Finding 4: Layer Selection Matters More Than Magnitude
The paper’s analysis of where to apply steering reveals that the choice of layer is more critical than the steering magnitude. Across all models, mid-to-late layers (roughly 60-80% through the network depth) are the most effective injection points. Early layers have minimal effect on safety behaviour, while very late layers tend to disrupt output coherence without proportionally increasing harmful content.
This finding has practical implications: defenders could focus monitoring efforts on mid-to-late layer activations to detect steering attacks, and attack methods can be more efficient by targeting these layers specifically.
Finding 5: Defensive Steering Can Enhance Safety—but with Trade-offs
On the defensive side, the benchmark evaluates whether adding “safe directions” (negative of the harmful direction) can reinforce model safety. The results show:
- Defensive steering can reduce ASR under adversarial prompting by 30-50%, providing a meaningful additional safety layer.
- However, excessive defensive steering causes over-refusal: the model becomes unwilling to answer benign prompts that are tangentially related to safety-critical topics (e.g., refusing to discuss medical procedures because they relate to “harm”).
- The optimal defensive steering magnitude is model-specific and requires careful calibration.

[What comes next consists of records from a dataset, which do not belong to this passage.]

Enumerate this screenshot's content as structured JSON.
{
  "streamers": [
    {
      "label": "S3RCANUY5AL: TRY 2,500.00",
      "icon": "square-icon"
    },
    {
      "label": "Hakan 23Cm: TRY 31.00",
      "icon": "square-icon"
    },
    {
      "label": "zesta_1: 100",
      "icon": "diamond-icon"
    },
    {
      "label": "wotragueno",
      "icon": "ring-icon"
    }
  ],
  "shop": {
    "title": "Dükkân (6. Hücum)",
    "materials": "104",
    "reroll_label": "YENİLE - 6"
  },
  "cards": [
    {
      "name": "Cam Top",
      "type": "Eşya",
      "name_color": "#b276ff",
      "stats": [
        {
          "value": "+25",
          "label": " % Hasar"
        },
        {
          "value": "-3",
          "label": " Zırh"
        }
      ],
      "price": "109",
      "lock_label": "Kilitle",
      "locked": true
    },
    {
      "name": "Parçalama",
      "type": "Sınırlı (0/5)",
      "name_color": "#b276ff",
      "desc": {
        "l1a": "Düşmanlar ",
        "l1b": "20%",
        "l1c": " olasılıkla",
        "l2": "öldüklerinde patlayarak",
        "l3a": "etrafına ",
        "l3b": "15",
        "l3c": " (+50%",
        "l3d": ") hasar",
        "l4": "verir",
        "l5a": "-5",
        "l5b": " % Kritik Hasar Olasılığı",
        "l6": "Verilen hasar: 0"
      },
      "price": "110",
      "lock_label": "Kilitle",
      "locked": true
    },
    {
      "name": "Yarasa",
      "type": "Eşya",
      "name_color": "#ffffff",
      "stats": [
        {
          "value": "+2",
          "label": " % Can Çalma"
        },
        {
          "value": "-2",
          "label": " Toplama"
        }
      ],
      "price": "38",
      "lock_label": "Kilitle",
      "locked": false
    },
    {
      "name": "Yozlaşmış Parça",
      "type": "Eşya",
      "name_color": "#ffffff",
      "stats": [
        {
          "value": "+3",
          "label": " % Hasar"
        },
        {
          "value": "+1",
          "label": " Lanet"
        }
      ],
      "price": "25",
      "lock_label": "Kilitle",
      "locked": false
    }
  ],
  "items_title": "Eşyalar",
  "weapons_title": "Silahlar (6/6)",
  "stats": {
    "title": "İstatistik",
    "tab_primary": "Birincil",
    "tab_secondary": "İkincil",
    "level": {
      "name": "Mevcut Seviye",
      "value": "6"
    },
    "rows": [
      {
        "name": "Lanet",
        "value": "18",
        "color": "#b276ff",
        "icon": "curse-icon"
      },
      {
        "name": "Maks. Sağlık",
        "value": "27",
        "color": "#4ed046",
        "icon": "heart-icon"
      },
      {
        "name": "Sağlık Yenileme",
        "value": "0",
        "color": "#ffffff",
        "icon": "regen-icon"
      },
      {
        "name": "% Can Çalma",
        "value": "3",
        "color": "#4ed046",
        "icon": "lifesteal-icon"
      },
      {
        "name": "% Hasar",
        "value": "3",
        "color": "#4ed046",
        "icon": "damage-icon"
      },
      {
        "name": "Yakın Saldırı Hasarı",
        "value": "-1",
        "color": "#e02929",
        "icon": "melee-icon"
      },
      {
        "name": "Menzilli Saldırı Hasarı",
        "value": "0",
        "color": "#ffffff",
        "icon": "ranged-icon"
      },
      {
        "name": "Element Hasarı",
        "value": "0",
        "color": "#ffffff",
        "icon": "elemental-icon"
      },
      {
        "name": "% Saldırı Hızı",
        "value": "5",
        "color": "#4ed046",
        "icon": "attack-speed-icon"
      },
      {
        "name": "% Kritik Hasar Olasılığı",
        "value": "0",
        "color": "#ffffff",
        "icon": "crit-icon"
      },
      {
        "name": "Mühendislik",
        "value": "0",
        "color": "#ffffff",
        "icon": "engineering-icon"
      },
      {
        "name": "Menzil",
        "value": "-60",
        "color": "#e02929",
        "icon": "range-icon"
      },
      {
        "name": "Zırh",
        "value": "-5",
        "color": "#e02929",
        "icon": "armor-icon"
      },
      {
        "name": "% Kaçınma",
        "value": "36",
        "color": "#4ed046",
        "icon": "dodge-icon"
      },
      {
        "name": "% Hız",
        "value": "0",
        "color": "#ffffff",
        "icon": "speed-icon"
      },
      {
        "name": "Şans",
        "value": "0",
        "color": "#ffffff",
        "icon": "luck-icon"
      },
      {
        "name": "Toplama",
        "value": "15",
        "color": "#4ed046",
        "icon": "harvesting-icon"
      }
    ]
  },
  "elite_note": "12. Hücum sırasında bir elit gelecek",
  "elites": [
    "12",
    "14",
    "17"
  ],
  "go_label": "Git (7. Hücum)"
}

Finding 6: Current Defenses Are Insufficient
The paper evaluates several existing defense strategies against steering attacks:
- Activation monitoring (detecting anomalous activations): Effective against large-magnitude steering but easily evaded by lower-magnitude, multi-vector steering.
- Output filtering (post-hoc safety classifiers): Can catch steered outputs but struggles when steering preserves surface-level plausibility while injecting harmful content.
- Adversarial training: Models trained with adversarial examples show some robustness to known steering methods but remain vulnerable to novel steering vectors computed with different extraction methods.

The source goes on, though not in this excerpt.